As well as this, Johnson’s claim of being the party to ‘save Brexit’ will also appear pretty hollow, considering he managed to get a majority of votes in Parliament to push his Withdrawal Agreement Bill to a second reading. The only reason why the deal has not passed is due to Johnson pulling the bill so it could not progress further.

Among those who have been the biggest critics of Johnson’s Brexit deal is the Brexit Party under Nigel Farage. In his party launch, he was extremely critical of the deal as not being Brexit, and his pledge to stand in every seat in Great Britain could pose a serious threat to the Conservatives.

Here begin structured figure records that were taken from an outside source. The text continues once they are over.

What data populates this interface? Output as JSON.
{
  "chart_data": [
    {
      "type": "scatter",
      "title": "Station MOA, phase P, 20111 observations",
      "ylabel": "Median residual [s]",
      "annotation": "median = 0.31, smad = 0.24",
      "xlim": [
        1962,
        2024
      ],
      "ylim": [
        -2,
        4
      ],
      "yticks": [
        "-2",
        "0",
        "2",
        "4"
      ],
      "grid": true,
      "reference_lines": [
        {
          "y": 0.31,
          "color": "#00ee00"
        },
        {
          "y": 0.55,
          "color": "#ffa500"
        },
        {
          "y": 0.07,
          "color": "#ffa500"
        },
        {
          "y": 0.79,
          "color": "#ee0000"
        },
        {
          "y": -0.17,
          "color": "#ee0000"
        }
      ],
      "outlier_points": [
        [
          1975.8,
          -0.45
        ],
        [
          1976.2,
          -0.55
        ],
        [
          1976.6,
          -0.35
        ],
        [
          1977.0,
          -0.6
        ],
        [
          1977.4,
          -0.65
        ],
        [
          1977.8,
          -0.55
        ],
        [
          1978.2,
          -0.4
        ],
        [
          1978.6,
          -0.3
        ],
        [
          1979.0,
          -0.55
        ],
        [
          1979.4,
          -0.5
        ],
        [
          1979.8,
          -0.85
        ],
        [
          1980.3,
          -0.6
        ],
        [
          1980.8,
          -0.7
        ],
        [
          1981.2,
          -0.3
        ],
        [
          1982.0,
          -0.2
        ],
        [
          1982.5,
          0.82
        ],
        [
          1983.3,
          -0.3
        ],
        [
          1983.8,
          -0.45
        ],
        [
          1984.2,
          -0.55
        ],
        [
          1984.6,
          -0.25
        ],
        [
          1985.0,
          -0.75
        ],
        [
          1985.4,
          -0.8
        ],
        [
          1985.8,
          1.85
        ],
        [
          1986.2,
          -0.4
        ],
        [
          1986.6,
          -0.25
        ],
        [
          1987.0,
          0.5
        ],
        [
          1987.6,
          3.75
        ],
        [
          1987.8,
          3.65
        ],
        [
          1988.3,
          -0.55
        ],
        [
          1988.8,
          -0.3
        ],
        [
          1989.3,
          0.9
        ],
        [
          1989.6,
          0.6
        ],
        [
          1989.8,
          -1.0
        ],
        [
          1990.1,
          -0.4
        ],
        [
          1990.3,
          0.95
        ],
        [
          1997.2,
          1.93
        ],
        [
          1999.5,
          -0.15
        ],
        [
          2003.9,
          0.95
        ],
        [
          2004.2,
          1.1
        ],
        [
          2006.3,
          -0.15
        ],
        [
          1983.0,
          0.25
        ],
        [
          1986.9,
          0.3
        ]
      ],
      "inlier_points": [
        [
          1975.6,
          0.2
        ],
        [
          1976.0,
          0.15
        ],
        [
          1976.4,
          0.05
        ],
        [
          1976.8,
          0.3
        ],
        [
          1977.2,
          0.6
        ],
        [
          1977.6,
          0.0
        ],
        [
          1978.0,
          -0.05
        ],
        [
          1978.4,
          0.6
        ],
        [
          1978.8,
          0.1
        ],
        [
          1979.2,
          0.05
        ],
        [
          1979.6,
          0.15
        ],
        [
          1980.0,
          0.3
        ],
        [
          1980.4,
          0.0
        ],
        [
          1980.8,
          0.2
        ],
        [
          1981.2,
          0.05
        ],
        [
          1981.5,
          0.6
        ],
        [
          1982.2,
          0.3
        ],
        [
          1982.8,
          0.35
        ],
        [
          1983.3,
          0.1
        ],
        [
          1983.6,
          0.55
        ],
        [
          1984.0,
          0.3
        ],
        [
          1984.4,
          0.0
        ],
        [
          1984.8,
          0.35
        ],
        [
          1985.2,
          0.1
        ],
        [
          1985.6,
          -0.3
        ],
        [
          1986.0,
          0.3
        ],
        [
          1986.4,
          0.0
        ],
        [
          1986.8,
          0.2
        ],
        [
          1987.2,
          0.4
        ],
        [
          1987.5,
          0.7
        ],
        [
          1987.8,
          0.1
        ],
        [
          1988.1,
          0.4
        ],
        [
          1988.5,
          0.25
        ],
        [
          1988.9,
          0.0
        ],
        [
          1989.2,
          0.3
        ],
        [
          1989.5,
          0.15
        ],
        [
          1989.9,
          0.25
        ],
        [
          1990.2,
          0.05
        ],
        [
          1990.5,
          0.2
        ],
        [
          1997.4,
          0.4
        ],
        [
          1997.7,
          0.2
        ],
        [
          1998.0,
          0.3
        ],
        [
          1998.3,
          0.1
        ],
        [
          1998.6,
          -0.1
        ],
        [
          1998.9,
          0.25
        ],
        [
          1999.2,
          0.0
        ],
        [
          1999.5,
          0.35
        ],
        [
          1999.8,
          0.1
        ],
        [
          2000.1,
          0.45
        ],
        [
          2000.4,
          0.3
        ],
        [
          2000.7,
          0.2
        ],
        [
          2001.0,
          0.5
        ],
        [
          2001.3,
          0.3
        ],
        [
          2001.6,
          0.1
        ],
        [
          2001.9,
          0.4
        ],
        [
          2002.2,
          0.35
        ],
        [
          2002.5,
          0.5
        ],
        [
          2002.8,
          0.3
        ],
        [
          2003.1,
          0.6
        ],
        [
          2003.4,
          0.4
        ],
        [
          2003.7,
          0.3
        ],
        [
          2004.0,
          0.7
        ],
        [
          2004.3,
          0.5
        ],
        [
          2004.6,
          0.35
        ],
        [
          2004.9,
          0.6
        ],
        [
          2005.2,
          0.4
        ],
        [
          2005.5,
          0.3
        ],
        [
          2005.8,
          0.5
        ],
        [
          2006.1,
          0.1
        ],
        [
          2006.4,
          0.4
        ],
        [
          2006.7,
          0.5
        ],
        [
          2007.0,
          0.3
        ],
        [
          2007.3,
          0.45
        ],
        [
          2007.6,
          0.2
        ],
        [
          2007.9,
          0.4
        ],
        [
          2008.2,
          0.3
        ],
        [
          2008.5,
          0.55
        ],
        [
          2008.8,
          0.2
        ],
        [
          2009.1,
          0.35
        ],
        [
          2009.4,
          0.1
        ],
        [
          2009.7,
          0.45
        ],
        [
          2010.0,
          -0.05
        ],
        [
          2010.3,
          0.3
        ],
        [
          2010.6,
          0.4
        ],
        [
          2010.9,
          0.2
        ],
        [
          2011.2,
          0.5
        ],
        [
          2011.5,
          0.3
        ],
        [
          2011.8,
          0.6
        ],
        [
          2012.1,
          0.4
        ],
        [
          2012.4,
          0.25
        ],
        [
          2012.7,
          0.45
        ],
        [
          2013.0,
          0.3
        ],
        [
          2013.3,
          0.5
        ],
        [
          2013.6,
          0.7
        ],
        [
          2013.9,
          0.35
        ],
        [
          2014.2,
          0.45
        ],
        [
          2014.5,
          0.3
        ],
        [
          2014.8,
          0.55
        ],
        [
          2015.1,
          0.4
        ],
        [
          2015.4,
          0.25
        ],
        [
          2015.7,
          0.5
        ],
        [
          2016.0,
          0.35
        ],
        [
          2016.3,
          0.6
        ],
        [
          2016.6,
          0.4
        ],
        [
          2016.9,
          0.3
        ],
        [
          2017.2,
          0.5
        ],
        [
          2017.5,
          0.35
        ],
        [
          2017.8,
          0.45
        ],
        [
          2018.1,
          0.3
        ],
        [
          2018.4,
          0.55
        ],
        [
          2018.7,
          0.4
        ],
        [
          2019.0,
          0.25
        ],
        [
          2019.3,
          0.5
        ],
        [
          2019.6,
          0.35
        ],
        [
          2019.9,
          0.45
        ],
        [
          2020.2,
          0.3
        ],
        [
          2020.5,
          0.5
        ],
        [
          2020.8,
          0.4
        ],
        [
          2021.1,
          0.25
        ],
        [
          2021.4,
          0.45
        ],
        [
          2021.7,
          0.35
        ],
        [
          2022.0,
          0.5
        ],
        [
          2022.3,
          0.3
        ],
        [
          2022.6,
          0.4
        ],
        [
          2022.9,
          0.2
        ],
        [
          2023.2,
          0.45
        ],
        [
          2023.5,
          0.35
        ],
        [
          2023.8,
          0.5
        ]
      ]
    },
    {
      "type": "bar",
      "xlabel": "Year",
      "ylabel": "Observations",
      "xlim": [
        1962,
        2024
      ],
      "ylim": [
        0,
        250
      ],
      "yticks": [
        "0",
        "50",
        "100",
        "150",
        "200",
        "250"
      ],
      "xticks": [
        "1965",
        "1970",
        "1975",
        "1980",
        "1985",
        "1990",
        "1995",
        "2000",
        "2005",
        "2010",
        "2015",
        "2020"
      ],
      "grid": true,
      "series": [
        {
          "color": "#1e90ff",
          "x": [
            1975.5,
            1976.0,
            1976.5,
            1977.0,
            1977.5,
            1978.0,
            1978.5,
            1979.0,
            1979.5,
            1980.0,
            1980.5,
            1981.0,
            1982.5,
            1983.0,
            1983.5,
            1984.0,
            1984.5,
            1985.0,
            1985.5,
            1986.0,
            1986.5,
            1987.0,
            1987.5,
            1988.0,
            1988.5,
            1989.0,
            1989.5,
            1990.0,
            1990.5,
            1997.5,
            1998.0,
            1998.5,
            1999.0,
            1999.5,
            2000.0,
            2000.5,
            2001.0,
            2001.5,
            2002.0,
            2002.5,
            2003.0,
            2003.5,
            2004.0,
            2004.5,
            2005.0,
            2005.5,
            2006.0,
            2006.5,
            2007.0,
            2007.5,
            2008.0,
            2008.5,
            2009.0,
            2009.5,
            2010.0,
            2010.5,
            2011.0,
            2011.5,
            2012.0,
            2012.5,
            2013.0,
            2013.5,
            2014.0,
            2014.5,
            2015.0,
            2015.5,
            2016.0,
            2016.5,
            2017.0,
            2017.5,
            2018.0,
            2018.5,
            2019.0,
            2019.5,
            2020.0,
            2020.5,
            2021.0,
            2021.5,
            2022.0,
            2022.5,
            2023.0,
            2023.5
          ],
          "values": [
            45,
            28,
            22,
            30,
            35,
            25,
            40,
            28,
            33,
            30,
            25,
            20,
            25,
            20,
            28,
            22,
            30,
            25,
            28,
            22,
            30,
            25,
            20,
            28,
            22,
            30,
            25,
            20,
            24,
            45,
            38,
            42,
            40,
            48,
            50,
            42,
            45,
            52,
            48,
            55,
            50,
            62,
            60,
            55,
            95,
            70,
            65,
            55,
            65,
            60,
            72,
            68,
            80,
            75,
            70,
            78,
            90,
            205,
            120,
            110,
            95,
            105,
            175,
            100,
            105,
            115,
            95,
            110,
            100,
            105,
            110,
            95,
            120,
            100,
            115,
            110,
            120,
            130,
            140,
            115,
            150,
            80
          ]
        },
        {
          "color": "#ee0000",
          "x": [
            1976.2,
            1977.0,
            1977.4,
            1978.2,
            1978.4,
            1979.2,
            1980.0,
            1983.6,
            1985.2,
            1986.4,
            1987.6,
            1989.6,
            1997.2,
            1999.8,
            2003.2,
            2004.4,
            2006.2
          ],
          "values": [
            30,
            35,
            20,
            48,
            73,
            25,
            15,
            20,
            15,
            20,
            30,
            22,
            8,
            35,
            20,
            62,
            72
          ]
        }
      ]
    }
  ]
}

A strong vote for the Brexit Party among leave voters will hit both main parties to different degrees and will cause the Tories to lose their potential monopoly on leave votes.

But then there is a challenge in an election that the Conservatives wouldn’t face in a second referendum; Brexit will not be the only issue voters will be asked to decide on and all the parties will have their own manifestos on issues that face the country that can be picked apart.

Only two years ago, Theresa May tried to call a Brexit election which backfired in dramatic style, with the party getting caught in controversy over its so-called ‘dementia tax’ manifesto policy.

While the Conservatives perform best on Brexit, Labour is strongest campaigning on the range of other issues and will make the most of interventions from Donald Trump and leaked documents regarding trade deals involving the NHS to convince voters the Tories cannot be trusted with the health service.

At the election, the Tories will not only have to gain seats to win a majority, but they will also have to make up seats they will likely lose in Scotland to the SNP and across England to the Liberal Democrats, in places like Cheltenham, Lewes and the south west of England. A Remain alliance, looking to challenge the Conservatives in 60 seats, could also result in a greater number of seats the party will need to flip to win a majority in Parliament.

Johnson is pinning his hopes on winning seats held by Labour for decades, which voted leave at the referendum. Whilst he may have some chance of winning some of these, polling has suggested that only one sixth of Labour leave voters feel Brexit is an important issue for them, and there is a possibility that these voters will favour Labour over Johnson and his promise to ‘get Brexit done’.

Finally, and perhaps most importantly, almost half of the electorate now fall into the category of ‘floating voters’, meaning that regardless of what the polls show now, the election campaign will be essential in determining how a large proportion of voters will cast their ballot.

The Conservative Party may be buoyant at the current state of the polls but, like Theresa May before him, Johnson is making a big gamble that may not pay off.